Torna Fiume di denaro, l’inchiesta di Angelo Mincuzzi e Roberto Galullo sui paradisi fiscali. In quest’occasione l’attenzione si concentra sulla Romania, da vent’anni terra di delocalizzazione per molte imprese italiane. Infodata accompagna l’uscita di questa nuova puntata con un focus sull’evasione dell’Iva in questo Paese.

 

 

Sul grafico sono rappresentate, come percentuali, l’Iva incassata (in verde) e quella evasa (in rosso). Il dato arriva da un rapporto della direzione generale per la Fiscalità e l’unione doganale della Commissione Europea. Come si può osservare dal grafico, in buona sostanza il fisco rumeno riesce ad incassare solo due euro su tre di quelli che gli sarebbero dovuti.

 

Il risultato migliore, con un’evasione “ferma” al 34,47%, è il 2015, che è anche l’anno migliore per l’economia rumena.
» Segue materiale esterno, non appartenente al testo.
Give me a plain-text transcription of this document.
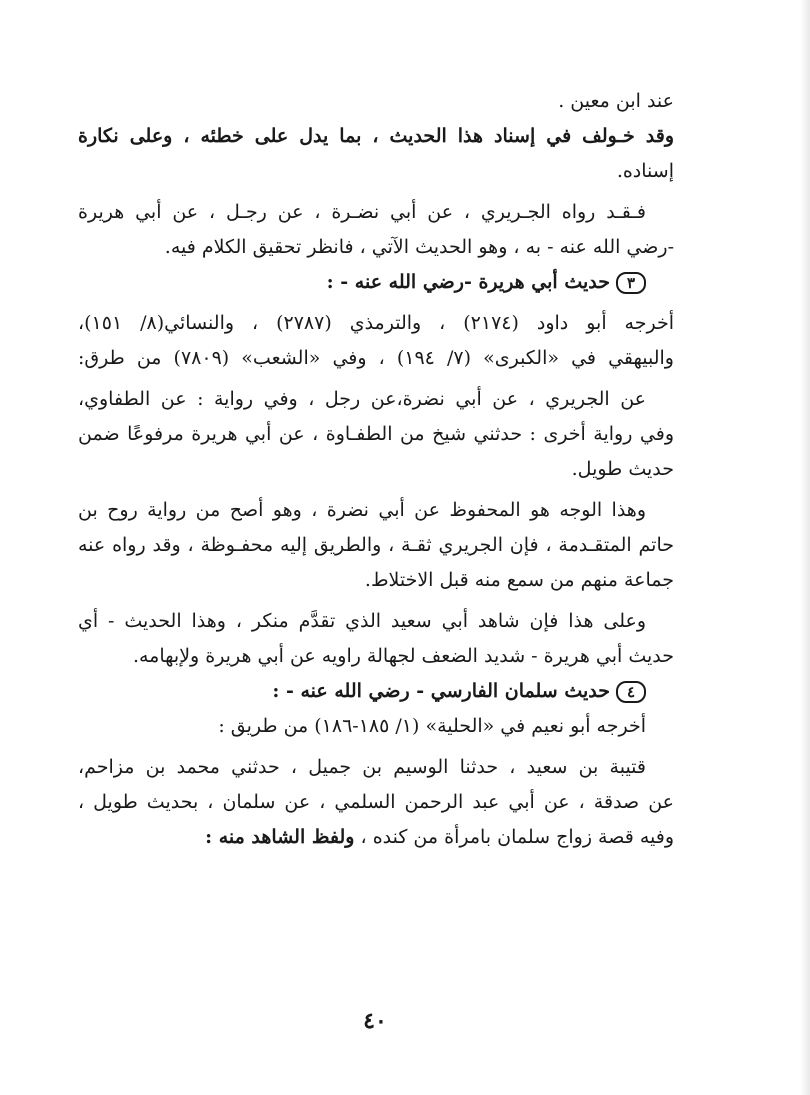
عند ابن معين .
وقد خـولف في إسناد هذا الحديث ، بما يدل على خطئه ، وعلى نكارة
إسناده.
فـقـد رواه الجـريري ، عن أبي نضـرة ، عن رجـل ، عن أبي هريرة
-رضي الله عنه - به ، وهو الحديث الآتي ، فانظر تحقيق الكلام فيه.
٣حديث أبي هريرة -رضي الله عنه - :
أخرجه أبو داود (٢١٧٤) ، والترمذي (٢٧٨٧) ، والنسائي(٨/ ١٥١)،
والبيهقي في «الكبرى» (٧/ ١٩٤) ، وفي «الشعب» (٧٨٠٩) من طرق:
عن الجريري ، عن أبي نضرة،عن رجل ، وفي رواية : عن الطفاوي،
وفي رواية أخرى : حدثني شيخ من الطفـاوة ، عن أبي هريرة مرفوعًا ضمن
حديث طويل.
وهذا الوجه هو المحفوظ عن أبي نضرة ، وهو أصح من رواية روح بن
حاتم المتقـدمة ، فإن الجريري ثقـة ، والطريق إليه محفـوظة ، وقد رواه عنه
جماعة منهم من سمع منه قبل الاختلاط.
وعلى هذا فإن شاهد أبي سعيد الذي تقدَّم منكر ، وهذا الحديث - أي
حديث أبي هريرة - شديد الضعف لجهالة راويه عن أبي هريرة ولإبهامه.
٤حديث سلمان الفارسي - رضي الله عنه - :
أخرجه أبو نعيم في «الحلية» (١/ ١٨٥-١٨٦) من طريق :
قتيبة بن سعيد ، حدثنا الوسيم بن جميل ، حدثني محمد بن مزاحم،
عن صدقة ، عن أبي عبد الرحمن السلمي ، عن سلمان ، بحديث طويل ،
وفيه قصة زواج سلمان بامرأة من كنده ، ولفظ الشاهد منه :
٤٠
Nel senso che la previsione di incasso dell’Iva era pari ad oltre 87 miliardi di Leu, la cifra più alta nel periodo preso in considerazione.

 

Da notare che nel 2016 il governo di Bucarest ha introdotto una riforma fiscale che ha abbassato l’aliquota ordinaria dal 24 al 20%, con l’aliquota reale che è scesa dal 17,2 al 13,5%. Una decisione che però non è servita a ridurre l’evasione fiscale, che anzi è aumentata di un punto e mezzo rispetto all’anno precedente. Il risultato più significativo è rappresentato da una riduzione delle entrate fiscali legate all’Iva, scesi da 57 a 49 milioni di Leu. Cifra identica a quella incassata dal fisco rumeno nel 2012, quando però l’evasione dell’imposta sul valore aggiunto aveva sfiorato il 39%. In Romania, dunque, l’abbassamento delle aliquote non è servito a porre un freno agli evasori fiscali.

Ultimi commenti
  • mari |

    articolo senza senso ,coordinato dall'” intelligenza suprema dell’Europa.”???
    pagare meno tasse non vuol dire abbattere l evasione fiscale!!! ?
    demenziale davvero,…..
    innazitutto abbassare l iva dal 24 al 20% non è un chissà quale rilevante abbassamento di tasse nei confronti dei cittadini.
    Andate a commentare l economia dell’Irlanda dove lì si che hanno introdotto una riforma seria sulla riduzione drastica delle tasse , e l economia ha risposto di conseguenza in maniera esemplare,nell arco di 15-10 anni è rifiorito tutto e si è stabilizzato il bel vivere.
    Bisogna liberarsi dal concetto che allo stato si è dovuto tutto e oltre il giusto limite,
    il cittadino deve pagare le tasse ma rispettando la sua integrità di essere umano senza schiavizzarlo come ormai da anni lo Stato Italiano dimostra di farlo nei confronti dei suoi cittadini.
    Lo stato dovrebbe cessare la guerra che ha dichiarato anni fa nei confronti dei suoi cittadini , e allora si che i cittadini apprezzerebberò e cambierebbero atteggiamento.
    Questa è la Vera Soluzione, Uno STATO AMICO E NON NEMICO COME ADESSO.
    é giusto pagare le tasse ma non è giusto essere Schiavizzati da uno sistema Malato.
    La proposta di Salvini è ottima basta guardarsi in giro chi prima di lui l ha pensata ed applicata lo stato dell’Irlanda per esempio e non solo…….

  • honof |

    Ditelo anche all’amico felpato

  • Ro |

    …allora alziamole al 80 % …

  • m.m.f |

    …e questo è un esempio senza ne capo ne coda e comunque tutto da verificare .Parliamo delle altre imposte in Romania e relativa evasione con numeri veri concreti verificabili alla mano.

  • il_grande_danton |

    da far leggere attentamente ai leghisti, convinti che tasse piatte e basse frenino evasione elusione fuga di capitali aumento imponibile emersione del nero ecc.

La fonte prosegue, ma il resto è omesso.